Carlsen’s Checkmate
November 30, 2018
Two days ago on November 28, Norwegian chess grandmaster Magnus Carlsen defeated American challenger Fabiano Caruano to successfully defend his title as chess world champion. This year’s World Chess Championship took place at the College in Holborn, a district of London, England. Carlsen’s birthday is today, November 30: he is 28 years old.
The Fédération Internationale des Échecs (FIDE), also called the World Chess Federation, organizes the annual World Chess Championship. Some famous champions from the past include Bobby Fischer, an American player who disrupted Soviet Russian dominance of the game in the 1970′s; Garry Kasparov, a powerful Russian champion who famously lost to the computer Deep Blue in 1997; and Viswanathan Anand, the first Indian world champion, who lost the title to Carlsen in 2013.
In high-level chess, players are so skilled and well-prepared that they are often unable to gain a major advantage over each other during a game. Therefore, ties—called draws—are common. Also, at such a high level, the player who has the white pieces can take advantage of having the first move (white always moves first). Therefore, wins with white are somewhat more common than wins with black.

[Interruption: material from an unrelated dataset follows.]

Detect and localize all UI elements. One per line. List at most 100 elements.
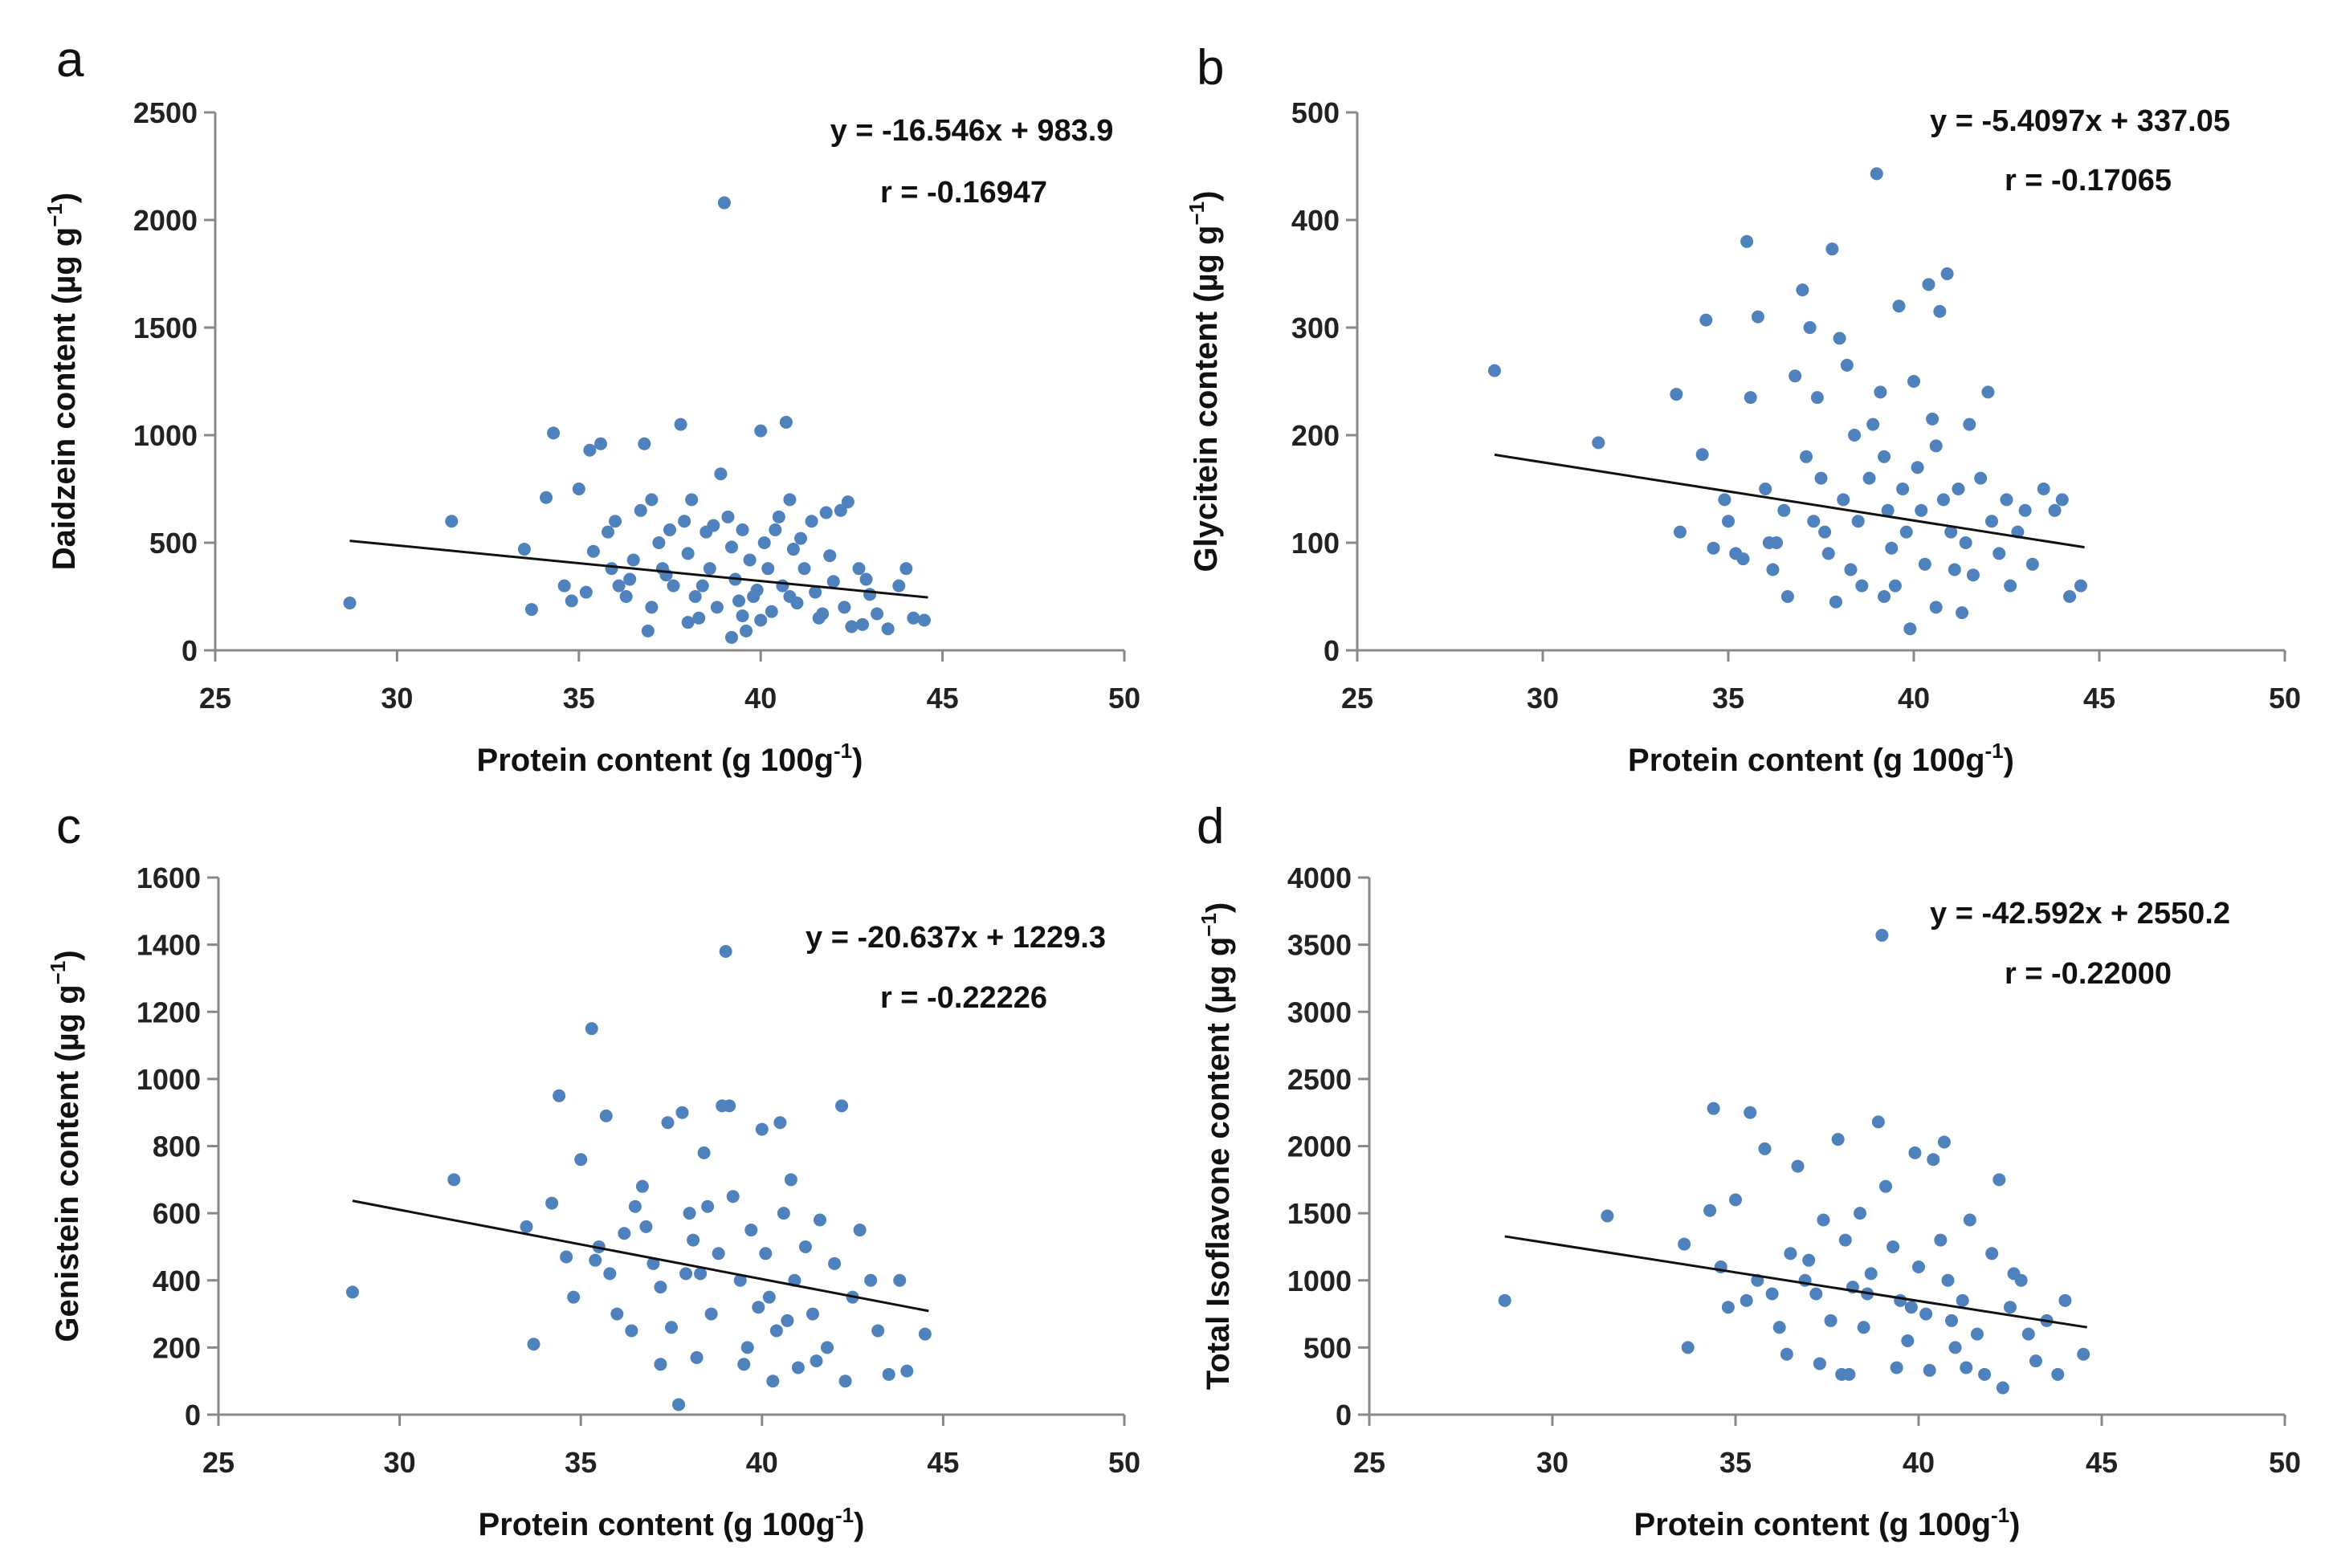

The 2018 championship match between Carlsen and Caruano started with 12 games in which each player had several hours to complete his moves. Magnus, the world champion since 2013, and Caruano, the second-ranked player in the world, finished all 12 regulation games in a draw, the first time that has happened in the championship’s 132-year history. To break the tie, the world’s best two players played a series of limited-time “quickfire” matches—and Carlsen won three in a row to prevail and take home the 550,000 euro ($625,721) championship prize. Caruano’s hard-fought second place was good for 450,000 euros ($511,954).
As Carlsen and Caruano battled for the title, far stronger chess players could be found all around them in computers. Since Deep Blue beat Kasparov in 1997, computer hardware and chess programs have become ever more sophisticated. Today, good chess programs running on powerful computers could likely defeat Carlsen in a match. In 2016, a program called AlphaGo beat the world champion of Go, a board game popular in Japan that is considered even more complex than chess. Computers have far surpassed their creators in board games, but being the greatest human player remains a magnificent accomplishment.